Most of the houses and businesses were lit up for the holiday, and that made for an agreeable walk even as cold as it was. I’m a sucker for Christmas lights and decorations, and it was cool to see how well-decorated Marysville was. The residents seemed to embrace their small-town duty to try and recapture the bygone look of a Currier and Ives print updated in color.

I was going to drive home after the movie, but while walking through town, we decided we to get a hot cider to soak up the season a bit more, but the two bars we walked past weren’t open. OK, we’ll take care of this ourselves when we get back to home base. When we reached their home, a flash of inspiration struck Matt: Hey, let’s put up the Christmas tree.

Matt said he got their tree that day at a cutting farm a few miles out of town, but I declined his invitation. Don’t you want to wait for when your boys (with their mother that weekend) come to visit in a few days? Nah, he said. It’d go better and faster if we did it before they got here.

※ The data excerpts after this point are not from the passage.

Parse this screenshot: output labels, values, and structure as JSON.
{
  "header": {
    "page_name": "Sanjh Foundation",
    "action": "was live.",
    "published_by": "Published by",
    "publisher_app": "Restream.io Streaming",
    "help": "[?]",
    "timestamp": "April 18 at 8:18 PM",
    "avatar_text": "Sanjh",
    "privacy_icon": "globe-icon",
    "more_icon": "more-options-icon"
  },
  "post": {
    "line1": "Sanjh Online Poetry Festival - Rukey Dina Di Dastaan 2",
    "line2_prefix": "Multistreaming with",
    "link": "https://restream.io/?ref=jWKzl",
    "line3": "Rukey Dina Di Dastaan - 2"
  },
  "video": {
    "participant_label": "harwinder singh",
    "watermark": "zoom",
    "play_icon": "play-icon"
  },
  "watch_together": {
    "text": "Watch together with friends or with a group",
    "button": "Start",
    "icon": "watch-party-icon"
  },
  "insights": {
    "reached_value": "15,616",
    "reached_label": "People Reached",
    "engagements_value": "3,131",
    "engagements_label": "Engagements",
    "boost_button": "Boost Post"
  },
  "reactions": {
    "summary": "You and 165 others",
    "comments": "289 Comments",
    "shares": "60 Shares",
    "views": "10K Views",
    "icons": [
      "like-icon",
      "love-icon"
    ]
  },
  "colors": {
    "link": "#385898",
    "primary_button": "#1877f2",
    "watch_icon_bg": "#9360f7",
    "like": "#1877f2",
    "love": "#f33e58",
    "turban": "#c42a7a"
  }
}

Decorating Christmas trees just happened to be one of my favorite activities, always has been. In fact, years later, after I moved to Chicago, Laurie and I went to a Christmas party where the whole purpose was to decorate the hosts’ tree. The dining room had been turned over to construction paper and glitter glue and thrift-store objects and whatnot. As the mood struck, you just sat down and created whatever ornament came to mind. It was a blast. Until further notice, that was my favorite party of all time.

OK, Matt, twist my arm …

So we brought the tree in from their garage out back and set it up in the front room, just off the entryway. The streetlights and colored decorations gave a ghostly frozen glow just outside the window, but it was warm and merry in Matt and Janine’s front room. After everything was brought in, we closed the doors, so they could turn on the fireplace that provided additional heat.

As Matt and I worked on the lights, Janine found a radio station that played Christmas music. She then provided the coup de grace, bringing in a plate of sausage and cheese, and the bottle of wine I brought to them as a house-warming Christmas present—it was a good one I was happy to share.

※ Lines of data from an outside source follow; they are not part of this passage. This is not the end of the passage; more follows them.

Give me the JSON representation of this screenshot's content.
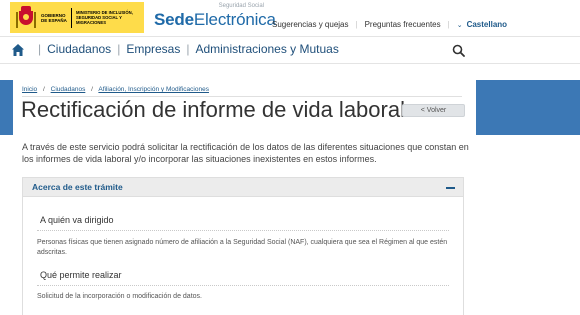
{
  "header": {
    "gov_text": "GOBIERNO DE ESPAÑA",
    "ministry_text": "MINISTERIO DE INCLUSIÓN, SEGURIDAD SOCIAL Y MIGRACIONES",
    "sede_small": "Seguridad Social",
    "sede_bold": "Sede",
    "sede_light": "Electrónica",
    "links": {
      "suggestions": "Sugerencias y quejas",
      "faq": "Preguntas frecuentes",
      "language": "Castellano"
    },
    "icons": {
      "language_chevron": "chevron-down-icon"
    }
  },
  "nav": {
    "items": [
      "Ciudadanos",
      "Empresas",
      "Administraciones y Mutuas"
    ],
    "icons": {
      "home": "home-icon",
      "search": "search-icon"
    }
  },
  "breadcrumb": {
    "items": [
      "Inicio",
      "Ciudadanos",
      "Afiliación, Inscripción y Modificaciones"
    ]
  },
  "page": {
    "title": "Rectificación de informe de vida laboral",
    "back_label": "< Volver",
    "intro": "A través de este servicio podrá solicitar la rectificación de los datos de las diferentes situaciones que constan en los informes de vida laboral y/o incorporar las situaciones inexistentes en estos informes."
  },
  "accordion": {
    "title": "Acerca de este trámite",
    "sections": [
      {
        "title": "A quién va dirigido",
        "text": "Personas físicas que tienen asignado número de afiliación a la Seguridad Social (NAF), cualquiera que sea el Régimen al que estén adscritas."
      },
      {
        "title": "Qué permite realizar",
        "text": "Solicitud de la incorporación o modificación de datos."
      }
    ]
  },
  "colors": {
    "brand_blue": "#1f6aa8",
    "band_blue": "#3c78b5",
    "gov_yellow": "#fedc4a"
  }
}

So we decorated their Christmas tree while sipping great wine and listening to Christmas music, including even a few oldies I grew up on. Before long, we had everything decorated, and there was only one thing to do—have a seat.

With me in the recliner and Matt and Janine on their couch, we turned off the lights off, so the only light was provided by the fire in the fireplace, the Christmas tree and any visible outdoor illumination. That moment—the heat, the lighting, the music, the wine and noshes, the companionship and that it all came together at the spur of the moment—was perfect. Even the fact that I was unattached—something I felt painfully aware at one point—couldn’t diminish my overall contentment.

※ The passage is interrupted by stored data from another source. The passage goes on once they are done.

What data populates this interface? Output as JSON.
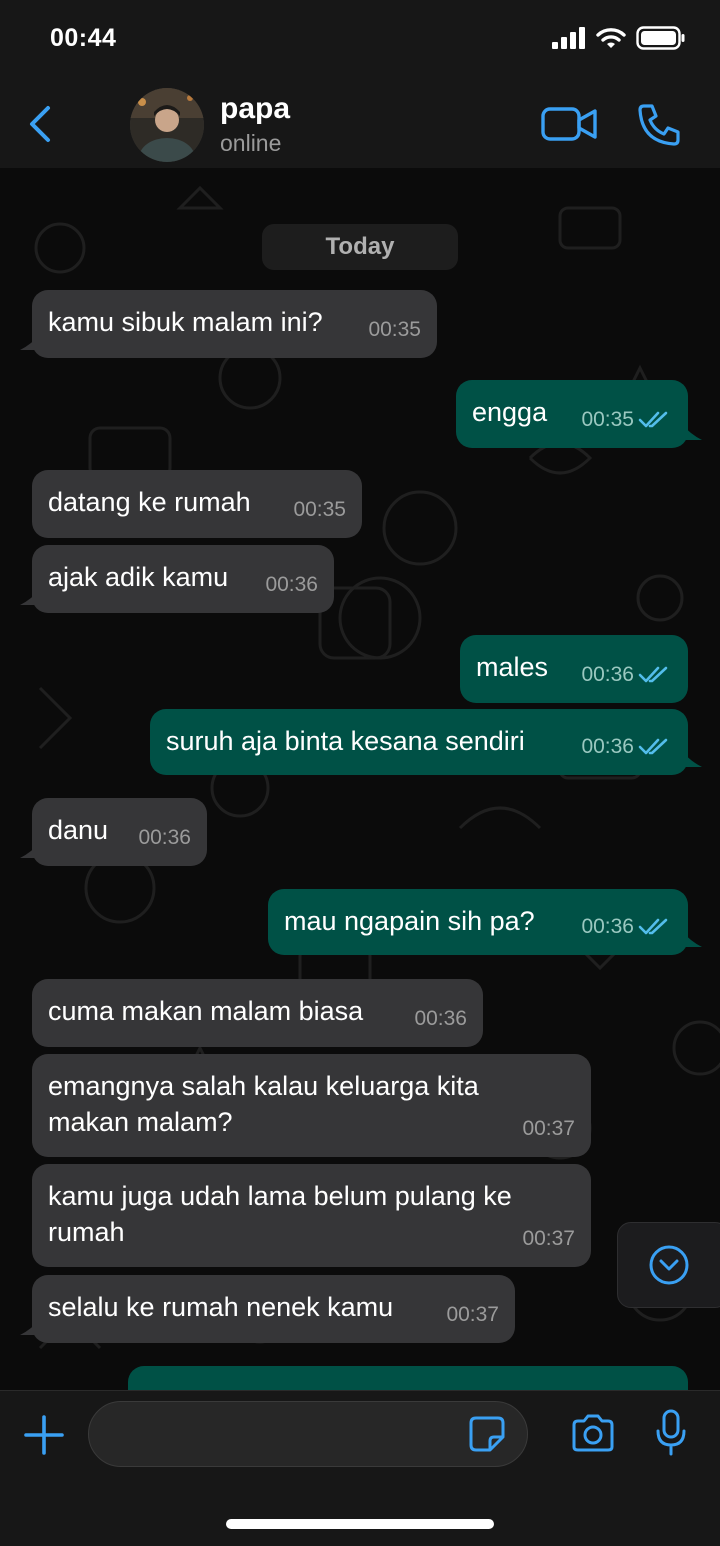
{
  "status_bar": {
    "time": "00:44"
  },
  "header": {
    "contact_name": "papa",
    "contact_status": "online"
  },
  "chat": {
    "date_label": "Today",
    "messages": [
      {
        "dir": "in",
        "text": "kamu sibuk malam ini?",
        "time": "00:35"
      },
      {
        "dir": "out",
        "text": "engga",
        "time": "00:35",
        "read": true
      },
      {
        "dir": "in",
        "text": "datang ke rumah",
        "time": "00:35"
      },
      {
        "dir": "in",
        "text": "ajak adik kamu",
        "time": "00:36"
      },
      {
        "dir": "out",
        "text": "males",
        "time": "00:36",
        "read": true
      },
      {
        "dir": "out",
        "text": "suruh aja binta kesana sendiri",
        "time": "00:36",
        "read": true
      },
      {
        "dir": "in",
        "text": "danu",
        "time": "00:36"
      },
      {
        "dir": "out",
        "text": "mau ngapain sih pa?",
        "time": "00:36",
        "read": true
      },
      {
        "dir": "in",
        "text": "cuma makan malam biasa",
        "time": "00:36"
      },
      {
        "dir": "in",
        "text": "emangnya salah kalau keluarga kita\nmakan malam?",
        "time": "00:37"
      },
      {
        "dir": "in",
        "text": "kamu juga udah lama belum pulang ke\nrumah",
        "time": "00:37"
      },
      {
        "dir": "in",
        "text": "selalu ke rumah nenek kamu",
        "time": "00:37"
      }
    ]
  },
  "composer": {
    "input_value": ""
  },
  "colors": {
    "accent": "#3aa0f3",
    "bubble_in": "#363638",
    "bubble_out": "#005146",
    "read_ticks": "#53bdeb"
  },
  "icons": [
    "back-chevron-icon",
    "video-call-icon",
    "phone-call-icon",
    "scroll-down-icon",
    "plus-icon",
    "sticker-icon",
    "camera-icon",
    "microphone-icon"
  ]
}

That night was everything I love about Christmas and nothing I don’t like about Christmas in one fell swoop. I’ve had other good Christmases, before as well as since, but never one that came together like that in 2002.

It was so good, in fact, that Matt and Janine insisted I celebrate with them the next year, too. That Christmas included me going out with Matt to cut down the tree, and it was fine, but it wasn’t as good as the year before.

They say you can’t let the perfect be the enemy of the good, but the perfect is idealized for a reason. When it happens, you have to appreciate it.